Kurzmitteilungen

  • Mangel behoben (einstweilen)

    Vorher / nachher:

    Am Sonntag den Mängelmelder genutzt und bereits Montag Vollzug festgestellt. Wie nachhaltig das ist, vermag ich nicht zu beurteilen. Dieser Gehweg wird wegen der auf der Straße parkenden Fahrzeuge regelmäßig befahren und dadurch zunehmend beeinträchtigt. Meines Erachtens liegt die vorgeschriebene Restbreite freier Straße von mindestens 3,05 Meter neben den parkenden Fahrzeugen nicht vor, ich lege mich dort aber auch nicht mit einem Zollstock hin.

  • Radikaler Linksliberalismus

    Robert Misiks Plädoyer für einen radikalen Linksliberalismus in den „Blättern“ März 2026 holt mich auf fast unangenehme Art gut ab, fasst der Autor die Kritik an den zwei Polen, zwischen denen ich schwanke, Linksliberalismus und „Linkspopulismus“, Moderation und Radikalität, doch exzellent zusammen.

    Vor allem der laue, gemäßigte, vernünftige Linksliberalismus, man könnte auch sagen „die Ampel“, wird gut getroffen: seine Kapitulation vor den Realitäten, die Erstarrung im Status quo, die Ideenlosigkeit.

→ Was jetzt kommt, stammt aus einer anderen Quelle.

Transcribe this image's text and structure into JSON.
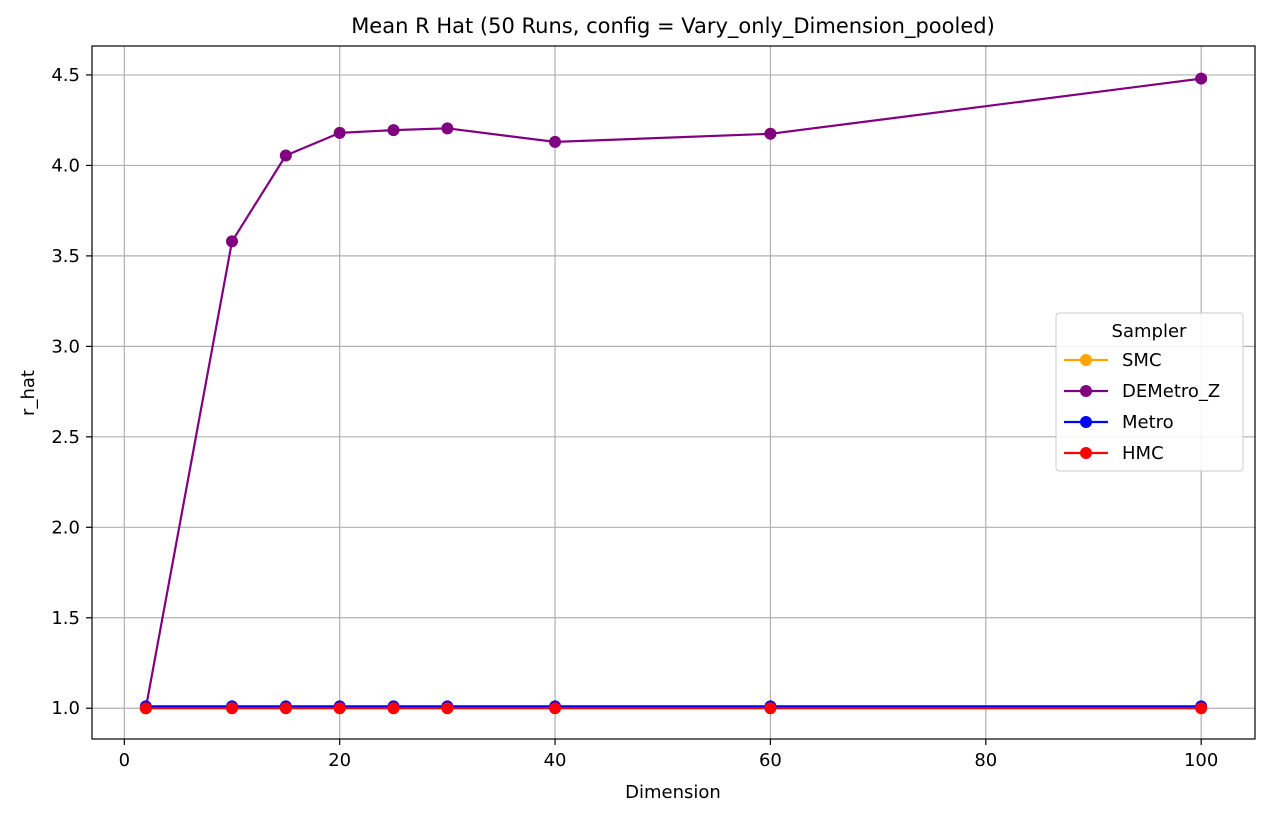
{
  "chart_data": {
    "type": "line",
    "title": "Mean R Hat (50 Runs, config = Vary_only_Dimension_pooled)",
    "xlabel": "Dimension",
    "ylabel": "r_hat",
    "xlim": [
      -3,
      105
    ],
    "ylim": [
      0.83,
      4.66
    ],
    "x_ticks": [
      0,
      20,
      40,
      60,
      80,
      100
    ],
    "y_ticks": [
      1.0,
      1.5,
      2.0,
      2.5,
      3.0,
      3.5,
      4.0,
      4.5
    ],
    "x_tick_labels": [
      "0",
      "20",
      "40",
      "60",
      "80",
      "100"
    ],
    "y_tick_labels": [
      "1.0",
      "1.5",
      "2.0",
      "2.5",
      "3.0",
      "3.5",
      "4.0",
      "4.5"
    ],
    "grid": true,
    "legend": {
      "title": "Sampler",
      "placement": "center-right"
    },
    "x": [
      2,
      10,
      15,
      20,
      25,
      30,
      40,
      60,
      100
    ],
    "series": [
      {
        "name": "SMC",
        "color": "#FFA500",
        "values": [
          1.005,
          1.005,
          1.005,
          1.005,
          1.005,
          1.005,
          1.005,
          1.005,
          1.005
        ]
      },
      {
        "name": "DEMetro_Z",
        "color": "#800080",
        "values": [
          1.0,
          3.58,
          4.055,
          4.18,
          4.195,
          4.205,
          4.13,
          4.175,
          4.48
        ]
      },
      {
        "name": "Metro",
        "color": "#0000FF",
        "values": [
          1.01,
          1.01,
          1.01,
          1.01,
          1.01,
          1.01,
          1.01,
          1.01,
          1.01
        ]
      },
      {
        "name": "HMC",
        "color": "#FF0000",
        "values": [
          1.0,
          1.0,
          1.0,
          1.0,
          1.0,
          1.0,
          1.0,
          1.0,
          1.0
        ]
      }
    ]
  }
}
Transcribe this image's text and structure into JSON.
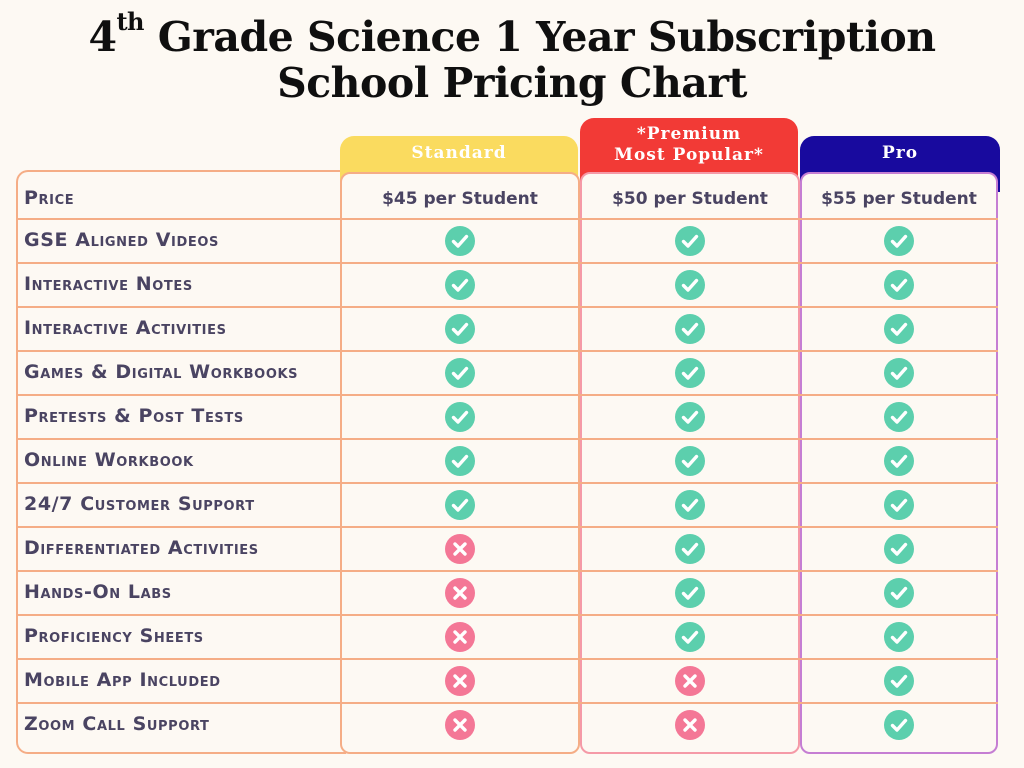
{
  "title": {
    "line1_pre": "4",
    "line1_sup": "th",
    "line1_post": " Grade Science 1 Year Subscription",
    "line2": "School Pricing Chart"
  },
  "plans": [
    {
      "name": "Standard",
      "name_line2": "",
      "price": "$45 per Student",
      "color": "#fadb5f",
      "text_color": "#ffffff",
      "border": "#f5ad86"
    },
    {
      "name": "*Premium",
      "name_line2": "Most Popular*",
      "price": "$50 per Student",
      "color": "#f23a36",
      "text_color": "#ffffff",
      "border": "#f59aa7"
    },
    {
      "name": "Pro",
      "name_line2": "",
      "price": "$55 per Student",
      "color": "#180a9e",
      "text_color": "#ffffff",
      "border": "#c57ed3"
    }
  ],
  "price_label": "Price",
  "features": [
    {
      "label": "GSE Aligned Videos",
      "values": [
        true,
        true,
        true
      ]
    },
    {
      "label": "Interactive Notes",
      "values": [
        true,
        true,
        true
      ]
    },
    {
      "label": "Interactive Activities",
      "values": [
        true,
        true,
        true
      ]
    },
    {
      "label": "Games & Digital Workbooks",
      "values": [
        true,
        true,
        true
      ]
    },
    {
      "label": "Pretests & Post Tests",
      "values": [
        true,
        true,
        true
      ]
    },
    {
      "label": "Online Workbook",
      "values": [
        true,
        true,
        true
      ]
    },
    {
      "label": "24/7 Customer Support",
      "values": [
        true,
        true,
        true
      ]
    },
    {
      "label": "Differentiated Activities",
      "values": [
        false,
        true,
        true
      ]
    },
    {
      "label": "Hands-On Labs",
      "values": [
        false,
        true,
        true
      ]
    },
    {
      "label": "Proficiency Sheets",
      "values": [
        false,
        true,
        true
      ]
    },
    {
      "label": "Mobile App Included",
      "values": [
        false,
        false,
        true
      ]
    },
    {
      "label": "Zoom Call Support",
      "values": [
        false,
        false,
        true
      ]
    }
  ],
  "colors": {
    "check": "#5ccfad",
    "cross": "#f47796",
    "label_text": "#4a4462",
    "line": "#f5ad86"
  },
  "icons": {
    "included": "check-icon",
    "excluded": "x-icon"
  }
}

    Ich würde meine derzeitige Positionierung zwar nicht als linkspopulistisch bezeichnen, erkenne die Kritik aber wieder, etwa den Hang zur Vereindeutigung der Welt, den ich in den zahllosen Ismen erkenne, die sich alle gegenseitig bewirken sollen. Schlimmer noch ist die regressive Linke, die Anträge gefühlt nur noch zum Zweck des anschließenden Insta-Reels beschließt.

    Misik weiter:

    Der Königsweg wäre so etwas wie ein »radikaler Linksliberalismus«, wenn es denn so etwas gäbe.

    Und das ist in der Tat die Frage: Gibt es so etwas? Wie sähe das aus? Sicher nicht wie eine „Ampel plus“, schon alleine, weil ein radikaler Linksliberalismus, wie ich ihn verstehe, nicht durch Parteien vertreten werden könnte, die Repräsentanten in Parlamente schicken. Repräsentation ist Teil des Problems, vielleicht sogar der Kern. Wie ich gerne sage, sollte man in der Begriffskopplung „repräsentative Demokratie“ (oder besser: „demokratische Repräsentation“) einfach weniger Repräsentation wagen. Gewissermaßen echte Bürgerräte (ohne Zufallselement).


    Titelbild: Beaumont Machine for Digging Tunnels in Soft Rock,1867. Aus Grands Tunnels et Railways Metropolitains , Les Nouvelles Conquêtes de la Science

    Fediverse-Reaktionen
  • Gelesen: Manon Garcia – Mit Männern leben

    Überlegungen zum Pelicot-Prozess stellt die Philosophin Garcia in diesem Reportageessay an. Ein nachdenklicher, kenntnisreicher und subjektiver Text, der dem Altbekannten wenig Neues hinzufügt, aber das muss er auch nicht. Die Scham muss die Seite wechseln.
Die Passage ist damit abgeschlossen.